You can view the contents of a zip archive by using
$ zip -sf 'foobar.zip' Archive contains: home/amnesia/foobar/ home/amnesia/foobar/foo_3.txt home/amnesia/foobar/foo_2.txt home/amnesia/foobar/foo_1.txt home/amnesia/foobar/foobar_2/ home/amnesia/foobar/foobar_2/foo_3.txt home/amnesia/foobar/foobar_2/foo_2.txt home/amnesia/foobar/foobar_2/foo_1.txt home/amnesia/foobar/foobar_2/foo_5.txt home/amnesia/foobar/foobar_2/foo_4.txt home/amnesia/foobar/foo_5.txt home/amnesia/foobar/foo_4.txt Total 12 entries (0 bytes)
The above example displays the contents of the
foobar.zip archive in the current directory.
$ unzip '/home/amnesia/foobar.zip' Archive: /home/amnesia/foobar.zip creating: foobar/ extracting: foobar/foo_3.txt extracting: foobar/foo_2.txt extracting: foobar/foo_1.txt creating: foobar/foobar_2/ extracting: foobar/foobar_2/foo_3.txt extracting: foobar/foobar_2/foo_2.txt extracting: foobar/foobar_2/foo_1.txt extracting: foobar/foobar_2/foo_5.txt extracting: foobar/foobar_2/foo_4.txt extracting: foobar/foo_5.txt extracting: foobar/foo_4.txt
If the object that you are about to decompress and extract already exists in the current directory,
unzip offers to ignore it in the archive, rename the object from the archive, or overwrite the existing object in the current directory with the archive copy.

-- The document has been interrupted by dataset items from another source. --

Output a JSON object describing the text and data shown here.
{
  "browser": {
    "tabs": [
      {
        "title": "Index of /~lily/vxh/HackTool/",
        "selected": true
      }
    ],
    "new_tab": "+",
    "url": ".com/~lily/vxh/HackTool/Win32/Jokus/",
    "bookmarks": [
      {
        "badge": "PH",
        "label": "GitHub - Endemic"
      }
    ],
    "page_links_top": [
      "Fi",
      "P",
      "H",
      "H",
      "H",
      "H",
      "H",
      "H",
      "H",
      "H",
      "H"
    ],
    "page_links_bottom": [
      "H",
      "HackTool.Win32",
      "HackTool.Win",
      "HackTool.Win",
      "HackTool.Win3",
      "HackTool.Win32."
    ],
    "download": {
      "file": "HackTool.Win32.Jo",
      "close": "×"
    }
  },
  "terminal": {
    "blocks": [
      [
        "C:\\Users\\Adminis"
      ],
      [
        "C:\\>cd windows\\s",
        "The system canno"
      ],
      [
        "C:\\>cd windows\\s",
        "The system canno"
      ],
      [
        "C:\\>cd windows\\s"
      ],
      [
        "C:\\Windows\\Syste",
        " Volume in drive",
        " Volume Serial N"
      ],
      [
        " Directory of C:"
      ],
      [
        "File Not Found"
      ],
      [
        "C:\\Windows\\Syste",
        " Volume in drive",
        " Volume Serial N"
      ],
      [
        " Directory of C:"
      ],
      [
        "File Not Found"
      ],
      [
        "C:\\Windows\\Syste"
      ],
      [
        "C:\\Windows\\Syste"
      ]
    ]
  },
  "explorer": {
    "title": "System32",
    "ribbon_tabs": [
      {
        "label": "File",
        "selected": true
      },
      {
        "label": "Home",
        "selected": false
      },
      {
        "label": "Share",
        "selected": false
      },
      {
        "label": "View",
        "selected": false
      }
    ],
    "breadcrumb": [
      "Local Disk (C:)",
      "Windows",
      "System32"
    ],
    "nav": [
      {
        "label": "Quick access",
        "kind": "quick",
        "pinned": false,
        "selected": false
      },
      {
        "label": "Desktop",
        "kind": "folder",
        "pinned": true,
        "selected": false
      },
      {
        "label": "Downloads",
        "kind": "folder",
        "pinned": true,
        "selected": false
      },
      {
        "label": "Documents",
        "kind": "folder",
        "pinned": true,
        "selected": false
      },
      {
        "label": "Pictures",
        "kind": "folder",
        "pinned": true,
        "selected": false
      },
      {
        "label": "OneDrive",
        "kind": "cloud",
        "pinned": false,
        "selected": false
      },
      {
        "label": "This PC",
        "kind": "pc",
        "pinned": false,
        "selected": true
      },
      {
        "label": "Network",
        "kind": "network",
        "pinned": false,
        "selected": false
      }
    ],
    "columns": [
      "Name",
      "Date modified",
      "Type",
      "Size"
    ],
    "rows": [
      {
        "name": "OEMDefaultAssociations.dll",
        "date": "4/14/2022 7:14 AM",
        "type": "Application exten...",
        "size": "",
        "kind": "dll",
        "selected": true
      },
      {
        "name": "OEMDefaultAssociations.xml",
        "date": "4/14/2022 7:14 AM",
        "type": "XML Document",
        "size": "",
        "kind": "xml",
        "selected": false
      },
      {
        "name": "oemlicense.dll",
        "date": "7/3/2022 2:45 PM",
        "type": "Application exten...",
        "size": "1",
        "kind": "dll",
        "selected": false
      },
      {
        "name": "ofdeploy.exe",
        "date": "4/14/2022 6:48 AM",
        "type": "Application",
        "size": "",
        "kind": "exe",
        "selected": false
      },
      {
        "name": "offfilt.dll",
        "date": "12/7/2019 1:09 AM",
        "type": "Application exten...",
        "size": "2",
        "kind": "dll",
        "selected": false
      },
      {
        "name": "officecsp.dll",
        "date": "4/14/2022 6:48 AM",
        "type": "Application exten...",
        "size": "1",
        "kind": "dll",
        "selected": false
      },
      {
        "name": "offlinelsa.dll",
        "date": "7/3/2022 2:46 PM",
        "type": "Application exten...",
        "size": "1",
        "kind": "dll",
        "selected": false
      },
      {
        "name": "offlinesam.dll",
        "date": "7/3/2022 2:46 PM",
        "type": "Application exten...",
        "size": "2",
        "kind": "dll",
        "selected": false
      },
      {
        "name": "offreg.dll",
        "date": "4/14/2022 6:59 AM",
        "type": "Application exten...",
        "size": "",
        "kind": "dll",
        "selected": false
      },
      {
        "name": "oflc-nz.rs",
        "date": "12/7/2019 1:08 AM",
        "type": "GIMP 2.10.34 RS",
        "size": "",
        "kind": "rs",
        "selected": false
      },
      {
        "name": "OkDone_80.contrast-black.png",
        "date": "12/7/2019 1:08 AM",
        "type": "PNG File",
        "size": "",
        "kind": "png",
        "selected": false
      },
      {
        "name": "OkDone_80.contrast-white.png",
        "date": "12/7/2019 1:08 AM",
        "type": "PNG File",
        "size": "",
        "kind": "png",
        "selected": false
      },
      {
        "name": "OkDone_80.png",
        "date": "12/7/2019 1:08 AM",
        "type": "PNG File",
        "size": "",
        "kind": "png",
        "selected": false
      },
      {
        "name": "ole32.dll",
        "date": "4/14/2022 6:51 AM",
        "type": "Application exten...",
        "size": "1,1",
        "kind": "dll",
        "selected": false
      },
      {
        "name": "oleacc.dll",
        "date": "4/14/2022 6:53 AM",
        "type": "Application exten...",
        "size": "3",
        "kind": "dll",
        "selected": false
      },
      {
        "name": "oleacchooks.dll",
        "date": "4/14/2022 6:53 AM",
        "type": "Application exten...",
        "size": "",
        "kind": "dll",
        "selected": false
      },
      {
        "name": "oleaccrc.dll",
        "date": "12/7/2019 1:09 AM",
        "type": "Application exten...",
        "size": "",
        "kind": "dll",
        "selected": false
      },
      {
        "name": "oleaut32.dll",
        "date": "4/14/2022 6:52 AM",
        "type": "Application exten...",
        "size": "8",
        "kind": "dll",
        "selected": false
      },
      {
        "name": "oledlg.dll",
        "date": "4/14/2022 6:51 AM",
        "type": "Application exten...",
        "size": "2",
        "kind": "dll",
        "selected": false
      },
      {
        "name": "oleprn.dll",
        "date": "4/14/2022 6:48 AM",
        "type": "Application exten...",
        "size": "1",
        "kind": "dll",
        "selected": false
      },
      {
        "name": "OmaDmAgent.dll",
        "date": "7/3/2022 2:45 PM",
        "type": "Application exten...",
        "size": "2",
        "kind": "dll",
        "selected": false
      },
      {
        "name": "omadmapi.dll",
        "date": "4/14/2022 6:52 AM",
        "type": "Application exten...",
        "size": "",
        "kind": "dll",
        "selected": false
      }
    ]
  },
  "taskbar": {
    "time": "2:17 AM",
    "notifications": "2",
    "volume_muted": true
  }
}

If you only want to decompress and extract specific objects in the archive, you can do so by specifying them as arguments on the command line:
$ unzip '/home/amnesia/foobar.zip' 'foobar/foo_3.txt' Archive: /home/amnesia/foobar.zip extracting: foobar/foo_3.txt
If you want to decompress and extract multiple zip archives in the same directory, you can do the following:
$ unzip '*.zip' Archive: foobar.zip extracting: foo_1.txt extracting: foo_2.txt extracting: foo_3.txt extracting: foo_4.txt extracting: foo_5.txt Archive: foobar_2.zip extracting: foo_10.txt extracting: foo_6.txt extracting: foo_7.txt extracting: foo_8.txt extracting: foo_9.txt Archive: foobar_3.zip extracting: foo_11.txt extracting: foo_12.txt extracting: foo_13.txt extracting: foo_14.txt extracting: foo_15.txt 3 archives were successfully processed.
*.zip needs to be surrounded in quotes (
'') because if filename expansion occurs,
zip will interpret one archive as the target to operate on (
foobar.zip), and the other two zip archives (
foobar_3.zip) as entries you would like to decompress/extract from the target.